I kept drinking until they threw me out. Then I decided to see old Phoebe, but that John Lennon CD fell out of the bag and shattered, just like the old phony did when some hero shot him, back when my father was a kid. Right on! I thought... next to actors, rock stars are the phoniest phonies of all. Making fun of Teen Spirit and blowing their heads off, right on! and their drunk wives and managers falling down at the funeral. Anyway, Phoebe told me about this Pageant for America she was in: "It stinks, but I play Tom Arnold. It's practically the biggest part! I'm dying and this ghost comes and asked if I'm ashamed of how I lived. Are you coming? Daddy can't, he has to fly to California." She kills me, with her schoolgirl complexion.
Then she asks did I get kicked out again and I said it was no big deal. "I'm going West, to the High Sierras. I'll be a cowboy, or fisherman or a State Trooper - a man who gets dirt on his uniform that only the strongest detergents get out."
"You couldn't be a cowboy. You hate cows! They're dirty. You hate schools and cows, you don't like anything!"
"That's not true," I said. "I like ammonia and Handi-Wipes, Eddie Cantor and the White Knight from Ajax." Then I heard a noise, my crumby parents coming back... I hid in Phoebe's closet, all full of clothes scrubbed clean and rainforest fresh and got so excited I called my old English teacher, Mr. Antolini, and he said I could come over to his swanky apartment down on Sutton Place.
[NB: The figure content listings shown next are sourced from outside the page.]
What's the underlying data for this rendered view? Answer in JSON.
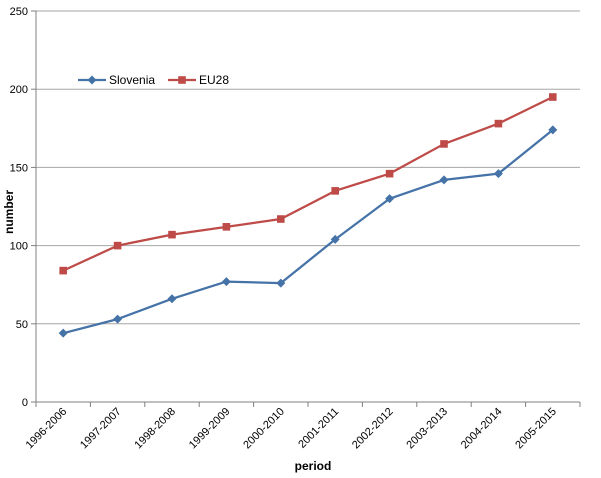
{
  "chart_data": {
    "type": "line",
    "xlabel": "period",
    "ylabel": "number",
    "ylim": [
      0,
      250
    ],
    "yticks": [
      0,
      50,
      100,
      150,
      200,
      250
    ],
    "grid": "horizontal",
    "legend_position": "top-left",
    "categories": [
      "1996-2006",
      "1997-2007",
      "1998-2008",
      "1999-2009",
      "2000-2010",
      "2001-2011",
      "2002-2012",
      "2003-2013",
      "2004-2014",
      "2005-2015"
    ],
    "series": [
      {
        "name": "Slovenia",
        "color": "#4572A7",
        "marker": "diamond",
        "values": [
          44,
          53,
          66,
          77,
          76,
          104,
          130,
          142,
          146,
          174
        ]
      },
      {
        "name": "EU28",
        "color": "#BE4B48",
        "marker": "square",
        "values": [
          84,
          100,
          107,
          112,
          117,
          135,
          146,
          165,
          178,
          195
        ]
      }
    ]
  }
}
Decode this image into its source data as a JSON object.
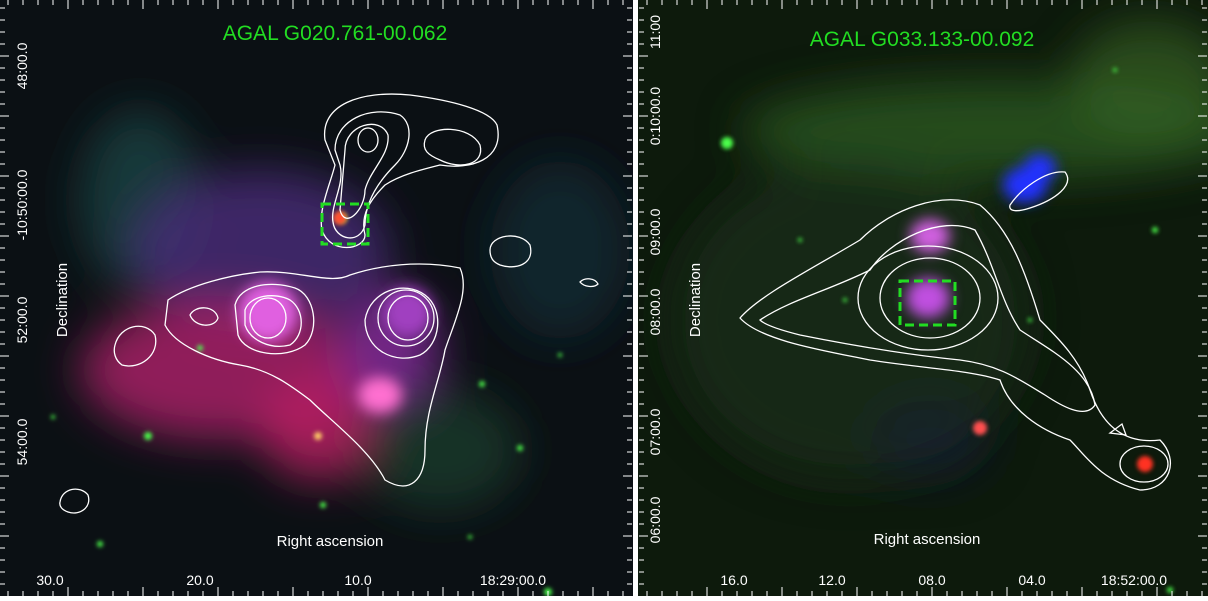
{
  "panels": [
    {
      "title": "AGAL G020.761-00.062",
      "x_axis_label": "Right ascension",
      "y_axis_label": "Declination",
      "x_ticks": [
        "30.0",
        "20.0",
        "10.0",
        "18:29:00.0"
      ],
      "y_ticks": [
        "48:00.0",
        "-10:50:00.0",
        "52:00.0",
        "54:00.0"
      ]
    },
    {
      "title": "AGAL G033.133-00.092",
      "x_axis_label": "Right ascension",
      "y_axis_label": "Declination",
      "x_ticks": [
        "16.0",
        "12.0",
        "08.0",
        "04.0",
        "18:52:00.0"
      ],
      "y_ticks": [
        "11:00",
        "0:10:00.0",
        "09:00.0",
        "08:00.0",
        "07:00.0",
        "06:00.0"
      ]
    }
  ]
}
"I didn't cut classes," I explained. "There were some I didn't attend because the room was so dirty you'd catch a disease being there, but I didn't cut any classes." Mr. Antolini talked on and drank highballs, but let me sleep on their couch until I woke up, feeling something wrong, and he was rubbing his hand over my forehead. Rough, like a lobster's claw - another phony flit who needed an appointment with Madge the Manicurist. So I spent the night at Grand Central, then walked around Broadway, all Christmasy, until I decided to start hitchhiking West. If I couldn't be a cowboy, I'd find a gas station job - wear one of those shirts with someone's name over my heart, maybe Jim Steele. I'd pretend to be deaf and marry a deaf-mute wife who'd wash my dirty Jim-shirts with Oxydol - but I had to say goodbye to Phoebe first, so I left this note at school. Someone had written "Fuck you!" on a wall, so I found a thousand and second use for my Handi-Wipes but, when I went over to the mummy room in the Museum to wait for Phoebe, I found someone else had written "Fuck you!" too, over all the mummy cases. I had to swipe some Galaxy from the janitor's closet to wipe that off - maybe I shouldn't pump gas, I thought, be a G-man instead, swiping and wiping. Which got me thinking to the White Knight and how people like old Carl Luce make everything seem sick.
Phoebe wanted to ride the carrousel, so I bought her a ticket and she rode around and around and it began to rain, a soaking rain that seemed to wash everything clean. It made me so happy, I wish you could've been there!
Well, that's about all I have to say - these psychoanalysts here keep asking what I'm gonna do, will I apply myself and DB asks, too. I don't know what the hell to say. Except that, no matter how crumby the job, I can persevere with God and with the proven brands of Colgate-Palmolive and that, someday, I will be stronger than dirt!